EL HOMBRE DE LA SA: ¿Dónde está mi cerveza? ¡Alguien se ha tomado mi cerveza! Al chófer: ¿Se ha tomado usted mi cerveza?

EL CHÓFER: ¡No, claro que no! ¿Cómo se le ocurre? ¿Le ha desaparecido la cerveza?

LA MUCHACHA: ¡Pero si yo te la he servido!

EL HOMBRE DE LA SA, a la cocinera: ¡Usted se ha tomado mi cerveza! Riéndose a carcajadas. Bueno, calmaos. ¡Es un truco de nuestra cantina! Tomarse la cerveza sin que nadie se dé cuenta. Al obrero: ¿Iba a decir algo?

EL OBRERO: Un truco muy viejo.

EL HOMBRE DE LA SA: ¡Hágalo entonces! Le sirve de la botella.

EL OBRERO: Bueno. Aquí tengo la cerveza —levanta el vaso—, y ahora viene el truco. Se bebe la cerveza tranquilamente y con placer.

LA COCINERA: ¡Pero se le ha visto!

EL OBRERO, secándose la boca: ¿Ah sí? Entonces es que me ha salido mal.

El chófer se ríe a carcajadas.

EL HOMBRE DE LA SA: ¿Lo encuentra gracioso?

EL OBRERO: ¡Tampoco usted puede haberlo hecho de otro modo! ¿Cómo lo ha hecho?

EL HOMBRE DE LA SA: ¿Cómo quiere que se lo enseñe, si se me ha soplado toda la cerveza?

EL OBRERO: Aah, es verdad. Sin cerveza no podrá hacer el truco. ¿No conoce otro? Conoceréis más de un truco.

EL HOMBRE DE LA SA: ¿A quién se refiere?

EL OBRERO: Quiero decir los jóvenes.

EL HOMBRE DE LA SA: Ah.

LA MUCHACHA: ¡Sólo ha sido una broma del señor Lincke, Theo!

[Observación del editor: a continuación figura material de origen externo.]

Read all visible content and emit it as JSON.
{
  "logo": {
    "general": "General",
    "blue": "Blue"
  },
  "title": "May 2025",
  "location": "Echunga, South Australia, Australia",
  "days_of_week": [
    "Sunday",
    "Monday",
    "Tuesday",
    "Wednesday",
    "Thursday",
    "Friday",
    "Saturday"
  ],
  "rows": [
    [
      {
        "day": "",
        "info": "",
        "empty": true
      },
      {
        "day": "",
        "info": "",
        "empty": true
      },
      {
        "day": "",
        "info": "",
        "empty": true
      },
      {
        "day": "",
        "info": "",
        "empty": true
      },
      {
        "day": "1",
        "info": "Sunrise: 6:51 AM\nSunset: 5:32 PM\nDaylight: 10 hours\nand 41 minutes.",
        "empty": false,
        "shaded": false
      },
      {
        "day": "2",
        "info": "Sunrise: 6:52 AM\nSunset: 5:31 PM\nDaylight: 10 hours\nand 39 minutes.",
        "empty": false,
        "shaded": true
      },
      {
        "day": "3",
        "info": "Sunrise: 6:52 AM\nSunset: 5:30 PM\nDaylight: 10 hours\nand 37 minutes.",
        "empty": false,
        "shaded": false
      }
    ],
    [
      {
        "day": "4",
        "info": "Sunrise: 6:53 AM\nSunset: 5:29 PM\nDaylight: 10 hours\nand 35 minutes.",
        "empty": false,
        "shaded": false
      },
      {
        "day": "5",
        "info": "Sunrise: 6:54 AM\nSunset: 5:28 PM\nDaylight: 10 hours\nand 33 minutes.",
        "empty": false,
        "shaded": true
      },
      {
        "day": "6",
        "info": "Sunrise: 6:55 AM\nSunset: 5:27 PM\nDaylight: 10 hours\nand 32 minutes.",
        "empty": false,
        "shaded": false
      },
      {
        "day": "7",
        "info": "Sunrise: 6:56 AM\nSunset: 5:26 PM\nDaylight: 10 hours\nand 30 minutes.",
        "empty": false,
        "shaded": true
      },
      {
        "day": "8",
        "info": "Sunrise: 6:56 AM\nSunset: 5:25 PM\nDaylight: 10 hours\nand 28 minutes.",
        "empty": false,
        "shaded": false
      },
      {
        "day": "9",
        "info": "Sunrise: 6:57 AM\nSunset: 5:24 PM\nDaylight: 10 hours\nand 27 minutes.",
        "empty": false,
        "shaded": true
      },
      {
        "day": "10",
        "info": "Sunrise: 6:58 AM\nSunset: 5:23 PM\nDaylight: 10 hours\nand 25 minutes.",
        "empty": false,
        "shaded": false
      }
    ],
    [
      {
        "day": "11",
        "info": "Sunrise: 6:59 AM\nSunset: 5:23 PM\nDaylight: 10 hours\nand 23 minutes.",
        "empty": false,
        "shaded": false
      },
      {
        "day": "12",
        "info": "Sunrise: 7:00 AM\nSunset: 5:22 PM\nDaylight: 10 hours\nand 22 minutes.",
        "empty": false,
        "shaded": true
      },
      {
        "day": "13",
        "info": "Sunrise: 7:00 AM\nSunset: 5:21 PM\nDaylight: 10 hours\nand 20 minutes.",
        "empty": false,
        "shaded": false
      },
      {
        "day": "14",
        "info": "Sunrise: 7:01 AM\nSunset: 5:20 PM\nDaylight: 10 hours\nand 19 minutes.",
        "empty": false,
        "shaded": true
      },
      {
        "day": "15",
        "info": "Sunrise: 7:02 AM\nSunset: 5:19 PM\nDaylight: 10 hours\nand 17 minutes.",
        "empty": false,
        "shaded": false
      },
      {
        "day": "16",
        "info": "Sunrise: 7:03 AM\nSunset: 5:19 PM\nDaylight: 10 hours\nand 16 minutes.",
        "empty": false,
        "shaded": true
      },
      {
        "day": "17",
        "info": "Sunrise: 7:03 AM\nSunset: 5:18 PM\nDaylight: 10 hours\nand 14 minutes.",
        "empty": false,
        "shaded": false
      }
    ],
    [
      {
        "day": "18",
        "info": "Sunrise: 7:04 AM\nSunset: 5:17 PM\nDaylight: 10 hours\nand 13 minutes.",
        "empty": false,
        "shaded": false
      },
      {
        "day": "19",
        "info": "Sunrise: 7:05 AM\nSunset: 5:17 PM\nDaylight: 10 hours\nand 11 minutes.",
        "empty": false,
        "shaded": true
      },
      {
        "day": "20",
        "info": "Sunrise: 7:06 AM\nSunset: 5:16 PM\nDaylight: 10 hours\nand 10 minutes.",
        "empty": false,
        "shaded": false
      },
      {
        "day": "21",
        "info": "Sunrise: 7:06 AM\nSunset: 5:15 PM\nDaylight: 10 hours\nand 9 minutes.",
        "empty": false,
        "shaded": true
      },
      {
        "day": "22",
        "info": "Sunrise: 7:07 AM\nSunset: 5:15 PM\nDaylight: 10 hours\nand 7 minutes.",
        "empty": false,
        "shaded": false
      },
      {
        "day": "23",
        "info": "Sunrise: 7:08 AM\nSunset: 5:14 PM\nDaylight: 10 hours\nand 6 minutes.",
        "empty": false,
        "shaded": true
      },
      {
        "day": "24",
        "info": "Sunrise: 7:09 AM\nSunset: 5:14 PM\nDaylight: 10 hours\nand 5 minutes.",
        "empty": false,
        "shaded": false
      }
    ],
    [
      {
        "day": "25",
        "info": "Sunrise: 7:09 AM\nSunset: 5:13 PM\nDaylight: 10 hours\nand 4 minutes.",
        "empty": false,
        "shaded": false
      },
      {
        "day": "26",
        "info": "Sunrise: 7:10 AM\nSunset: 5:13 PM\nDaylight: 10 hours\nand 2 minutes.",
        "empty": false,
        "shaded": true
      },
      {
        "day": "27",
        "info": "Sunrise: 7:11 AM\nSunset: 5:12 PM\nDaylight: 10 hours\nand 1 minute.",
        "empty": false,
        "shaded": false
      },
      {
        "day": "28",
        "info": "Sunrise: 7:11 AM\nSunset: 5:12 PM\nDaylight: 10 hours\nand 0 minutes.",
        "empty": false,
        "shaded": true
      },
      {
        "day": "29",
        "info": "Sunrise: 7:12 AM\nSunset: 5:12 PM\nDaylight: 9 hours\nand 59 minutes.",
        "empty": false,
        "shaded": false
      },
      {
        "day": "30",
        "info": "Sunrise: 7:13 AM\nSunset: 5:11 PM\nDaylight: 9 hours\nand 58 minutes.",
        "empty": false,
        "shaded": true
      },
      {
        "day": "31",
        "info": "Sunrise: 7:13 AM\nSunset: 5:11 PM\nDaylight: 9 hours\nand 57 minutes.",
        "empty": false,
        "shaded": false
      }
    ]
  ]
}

EL OBRERO, pensando que es mejor contemporizar: ¡No me lo tomará a mal!

LA COCINERA: Le traeré otra cerveza.

EL HOMBRE DE LA SA: No hace falta. Ya he podido enjuagarme.

LA COCINERA: El señor Theo sabe entender una broma.

EL HOMBRE DE LA SA, al obrero: ¿Por qué no se sienta? No nos comemos a nadie.

El obrero se sienta.

Vivir y dejar vivir. Y de vez en cuando alguna broma. ¿Por qué no? Sólo somos duros en lo que se refiere a la forma de pensar.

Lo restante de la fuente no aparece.